A common complaint on Saturday night hit at the very premise of the event--meeting people. One Crimson Key staffer agreed that many people arrived in cliques and did little circulating.
In fact, the only thing definitely mixed about the mixer was the motives of those behind it.
According to Forsyth, "The mixer, along with the screening of 'Love Story' are our only money-makers. They support everything else the Crimson Key Society does." To a degree, the dance exploits the sentimental desires of freshmen looking to share a meaningful, full-blown Harvard experience by leaving them with an overheated, glorified (because Harvardian) high school bash.
As they used to say during Froshweek, "Live the Cliche!"
And so, by 10:30 p.m., there were no refreshments to be found, only five empty apple juice containers.

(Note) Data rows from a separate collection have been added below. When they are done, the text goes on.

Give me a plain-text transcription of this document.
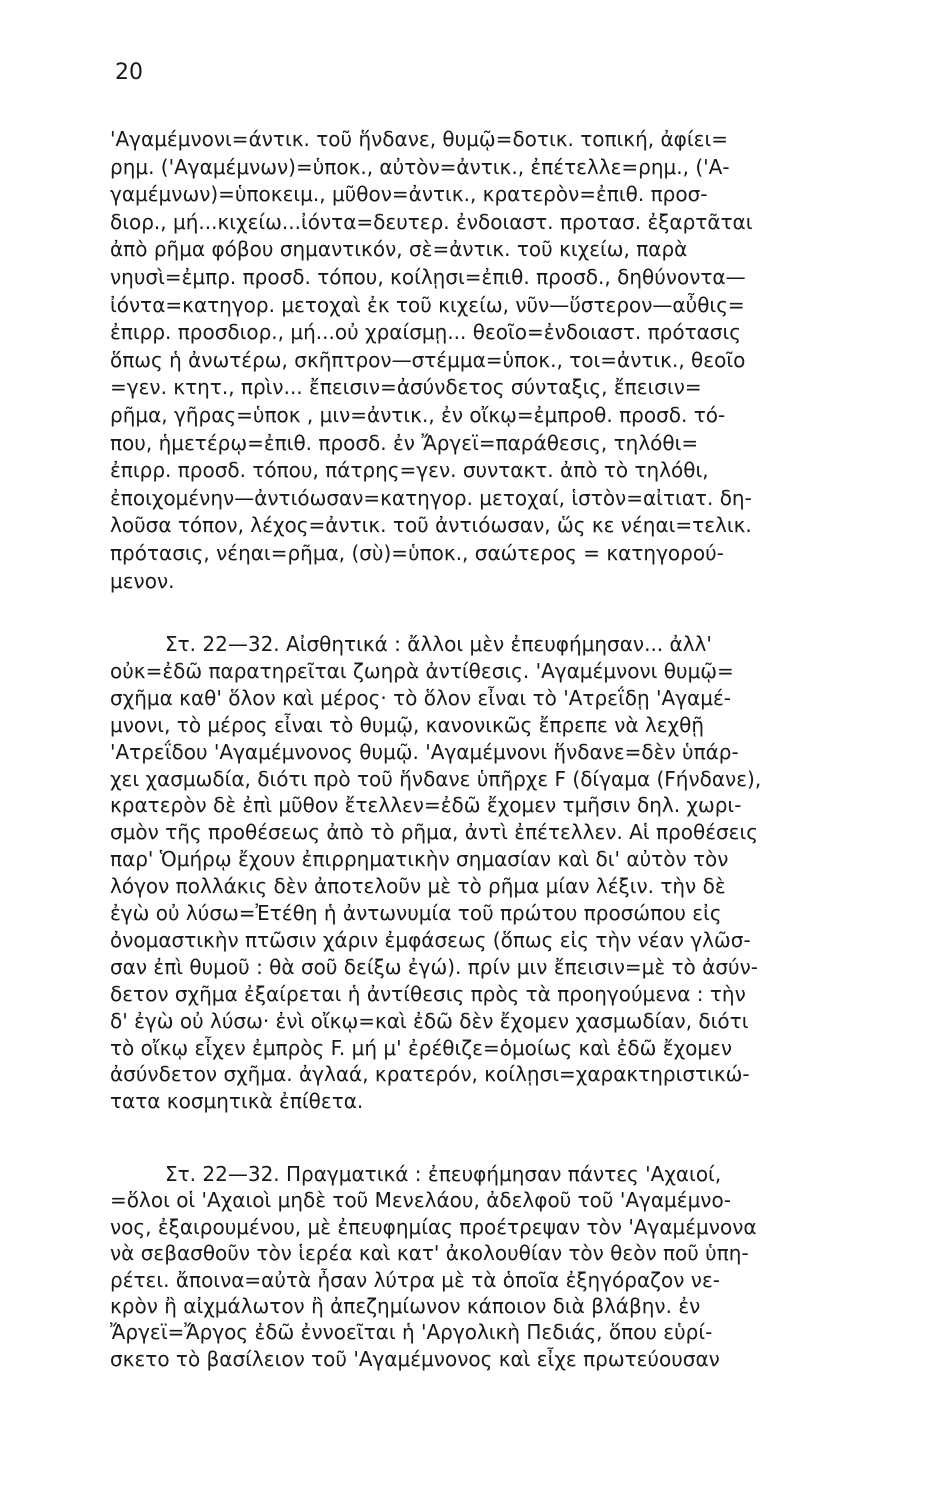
20
'Αγαμέμνονι=άντικ. τοῦ ἥνδανε, θυμῷ=δοτικ. τοπική, ἀφίει=
ρημ. ('Αγαμέμνων)=ὑποκ., αὐτὸν=ἀντικ., ἐπέτελλε=ρημ., ('Α-
γαμέμνων)=ὑποκειμ., μῦθον=ἀντικ., κρατερὸν=ἐπιθ. προσ-
διορ., μή...κιχείω...ἰόντα=δευτερ. ἐνδοιαστ. προτασ. ἐξαρτᾶται
ἀπὸ ρῆμα φόβου σημαντικόν, σὲ=ἀντικ. τοῦ κιχείω, παρὰ
νηυσὶ=ἐμπρ. προσδ. τόπου, κοίλῃσι=ἐπιθ. προσδ., δηθύνοντα—
ἰόντα=κατηγορ. μετοχαὶ ἐκ τοῦ κιχείω, νῦν—ὕστερον—αὖθις=
ἐπιρρ. προσδιορ., μή...οὐ χραίσμῃ... θεοῖο=ἐνδοιαστ. πρότασις
ὅπως ἡ ἀνωτέρω, σκῆπτρον—στέμμα=ὑποκ., τοι=ἀντικ., θεοῖο
=γεν. κτητ., πρὶν... ἔπεισιν=ἀσύνδετος σύνταξις, ἔπεισιν=
ρῆμα, γῆρας=ὑποκ , μιν=ἀντικ., ἐν οἴκῳ=ἐμπροθ. προσδ. τό-
που, ἡμετέρῳ=ἐπιθ. προσδ. ἐν Ἄργεϊ=παράθεσις, τηλόθι=
ἐπιρρ. προσδ. τόπου, πάτρης=γεν. συντακτ. ἀπὸ τὸ τηλόθι,
ἐποιχομένην—ἀντιόωσαν=κατηγορ. μετοχαί, ἱστὸν=αἰτιατ. δη-
λοῦσα τόπον, λέχος=ἀντικ. τοῦ ἀντιόωσαν, ὥς κε νέηαι=τελικ.
πρότασις, νέηαι=ρῆμα, (σὺ)=ὑποκ., σαώτερος = κατηγορού-
μενον.
Στ. 22—32. Αἰσθητικά : ἄλλοι μὲν ἐπευφήμησαν... ἀλλ'
οὐκ=ἐδῶ παρατηρεῖται ζωηρὰ ἀντίθεσις. 'Αγαμέμνονι θυμῷ=
σχῆμα καθ' ὅλον καὶ μέρος· τὸ ὅλον εἶναι τὸ 'Ατρεΐδῃ 'Αγαμέ-
μνονι, τὸ μέρος εἶναι τὸ θυμῷ, κανονικῶς ἔπρεπε νὰ λεχθῇ
'Ατρεΐδου 'Αγαμέμνονος θυμῷ. 'Αγαμέμνονι ἥνδανε=δὲν ὑπάρ-
χει χασμωδία, διότι πρὸ τοῦ ἥνδανε ὑπῆρχε F (δίγαμα (Fήνδανε),
κρατερὸν δὲ ἐπὶ μῦθον ἔτελλεν=ἐδῶ ἔχομεν τμῆσιν δηλ. χωρι-
σμὸν τῆς προθέσεως ἀπὸ τὸ ρῆμα, ἀντὶ ἐπέτελλεν. Αἱ προθέσεις
παρ' Ὁμήρῳ ἔχουν ἐπιρρηματικὴν σημασίαν καὶ δι' αὐτὸν τὸν
λόγον πολλάκις δὲν ἀποτελοῦν μὲ τὸ ρῆμα μίαν λέξιν. τὴν δὲ
ἐγὼ οὐ λύσω=Ἐτέθη ἡ ἀντωνυμία τοῦ πρώτου προσώπου εἰς
ὀνομαστικὴν πτῶσιν χάριν ἐμφάσεως (ὅπως εἰς τὴν νέαν γλῶσ-
σαν ἐπὶ θυμοῦ : θὰ σοῦ δείξω ἐγώ). πρίν μιν ἔπεισιν=μὲ τὸ ἀσύν-
δετον σχῆμα ἐξαίρεται ἡ ἀντίθεσις πρὸς τὰ προηγούμενα : τὴν
δ' ἐγὼ οὐ λύσω· ἐνὶ οἴκῳ=καὶ ἐδῶ δὲν ἔχομεν χασμωδίαν, διότι
τὸ οἴκῳ εἶχεν ἐμπρὸς F. μή μ' ἐρέθιζε=ὁμοίως καὶ ἐδῶ ἔχομεν
ἀσύνδετον σχῆμα. ἀγλαά, κρατερόν, κοίλῃσι=χαρακτηριστικώ-
τατα κοσμητικὰ ἐπίθετα.
Στ. 22—32. Πραγματικά : ἐπευφήμησαν πάντες 'Αχαιοί,
=ὅλοι οἱ 'Αχαιοὶ μηδὲ τοῦ Μενελάου, ἀδελφοῦ τοῦ 'Αγαμέμνο-
νος, ἐξαιρουμένου, μὲ ἐπευφημίας προέτρεψαν τὸν 'Αγαμέμνονα
νὰ σεβασθοῦν τὸν ἱερέα καὶ κατ' ἀκολουθίαν τὸν θεὸν ποῦ ὑπη-
ρέτει. ἄποινα=αὐτὰ ἦσαν λύτρα μὲ τὰ ὁποῖα ἐξηγόραζον νε-
κρὸν ἢ αἰχμάλωτον ἢ ἀπεζημίωνον κάποιον διὰ βλάβην. ἐν
Ἄργεϊ=Ἄργος ἐδῶ ἐννοεῖται ἡ 'Αργολικὴ Πεδιάς, ὅπου εὑρί-
σκετο τὸ βασίλειον τοῦ 'Αγαμέμνονος καὶ εἶχε πρωτεύουσαν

Food of any sort disappeared early. The party had a mandatory closing time of 1 a.m. (customary in Cambridge). Furthermore, only students with Harvard I.D.s were admitted.
Forsyth had another suggestion for why there were no refreshments barely an hour into the party. "This is simply a very thirsty class," he said. The Class of '89 had apparently polished off 100 cases of Pepsi--the standard order for the whole of Froshweek--by Wednesday.
* * *
EXHIBIT C: Tyrone Hayes' flamboyant outfit would have been well suited to the rock-'n'-ready atmosphere of New York's Danceteria. Sporting a Prince coif and pointy, sparkling shoes, the crowning jewel of Hayes' snazzy saturnalia was a pair of unlinked handcuffs, which he wore as arm bracelets.
Hayes, who plans to major in biochemistry, said that he added a measure of panache to what was otherwise a conventionally attired gathering. "I guess everyone just wants to fit in," he said. "But I'm having fun."